DOI: 10.7554/eLife.40048
UT Southwestern. “A Pathway to a Vaccine and Drugs for Late Onset Alzheimer’s.” NeuroscienceNews. December 17, 2018.
Abstract
Reversal of ApoE4-induced recycling block as a novel prevention approach for Alzheimer’s disease
The ApoE4 genotype is the most prevalent and clinically significant genetic risk factor for late-onset Alzheimer’s disease. Evidence supports that the underlying problem is a trafficking defect in early endosomes.
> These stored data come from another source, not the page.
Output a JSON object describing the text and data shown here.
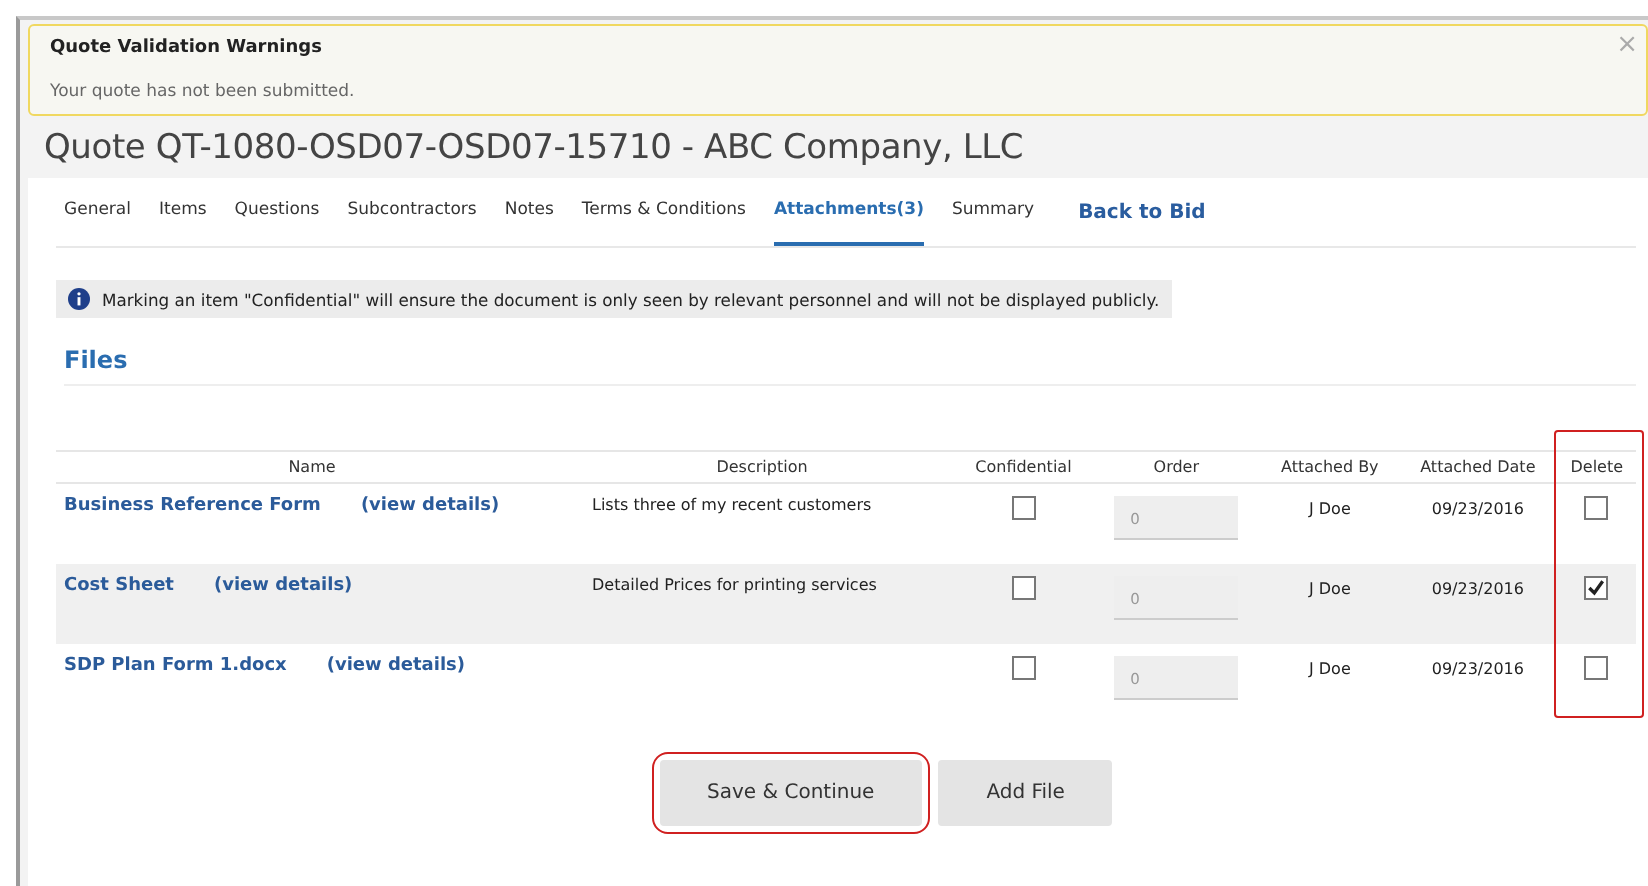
{
  "warning": {
    "title": "Quote Validation Warnings",
    "message": "Your quote has not been submitted.",
    "close": "×"
  },
  "page_title": "Quote QT-1080-OSD07-OSD07-15710 - ABC Company, LLC",
  "tabs": [
    {
      "label": "General",
      "selected": false
    },
    {
      "label": "Items",
      "selected": false
    },
    {
      "label": "Questions",
      "selected": false
    },
    {
      "label": "Subcontractors",
      "selected": false
    },
    {
      "label": "Notes",
      "selected": false
    },
    {
      "label": "Terms & Conditions",
      "selected": false
    },
    {
      "label": "Attachments(3)",
      "selected": true
    },
    {
      "label": "Summary",
      "selected": false
    }
  ],
  "back_link": "Back to Bid",
  "info": "Marking an item \"Confidential\" will ensure the document is only seen by relevant personnel and will not be displayed publicly.",
  "section_title": "Files",
  "table": {
    "columns": [
      {
        "label": "Name",
        "highlighted": false
      },
      {
        "label": "Description",
        "highlighted": false
      },
      {
        "label": "Confidential",
        "highlighted": false
      },
      {
        "label": "Order",
        "highlighted": false
      },
      {
        "label": "Attached By",
        "highlighted": false
      },
      {
        "label": "Attached Date",
        "highlighted": false
      },
      {
        "label": "Delete",
        "highlighted": true
      }
    ],
    "rows": [
      {
        "name": "Business Reference Form",
        "details": "(view details)",
        "description": "Lists three of my recent customers",
        "confidential": false,
        "order": "0",
        "attached_by": "J Doe",
        "attached_date": "09/23/2016",
        "delete": false
      },
      {
        "name": "Cost Sheet",
        "details": "(view details)",
        "description": "Detailed Prices for printing services",
        "confidential": false,
        "order": "0",
        "attached_by": "J Doe",
        "attached_date": "09/23/2016",
        "delete": true
      },
      {
        "name": "SDP Plan Form 1.docx",
        "details": "(view details)",
        "description": "",
        "confidential": false,
        "order": "0",
        "attached_by": "J Doe",
        "attached_date": "09/23/2016",
        "delete": false
      }
    ]
  },
  "buttons": [
    {
      "label": "Save & Continue",
      "highlighted": true
    },
    {
      "label": "Add File",
      "highlighted": false
    }
  ]
}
ApoE4 differs from ApoE3 by a single amino acid change that increases its isoelectric point and promotes structural changes when endosomal vesicles become acidic. In rodent models, pharmacological and genetic inhibition of NHE6, the main proton leak channel in early endosomes, fully reversed the ApoE4-induced recycling block affecting the ApoE receptor Apoer2/Lrp8 and AMPA- and NMDA-type glutamate receptors that are co-endocytosed in complex with Apoer2. Inhibition of NHE6 also restored Reelin-mediated modulation of excitatory synapses impaired by ApoE4. These findings support a novel preventive strategy against late-onset Alzheimer’s disease based on restoring endosomal trafficking and receptor recycling.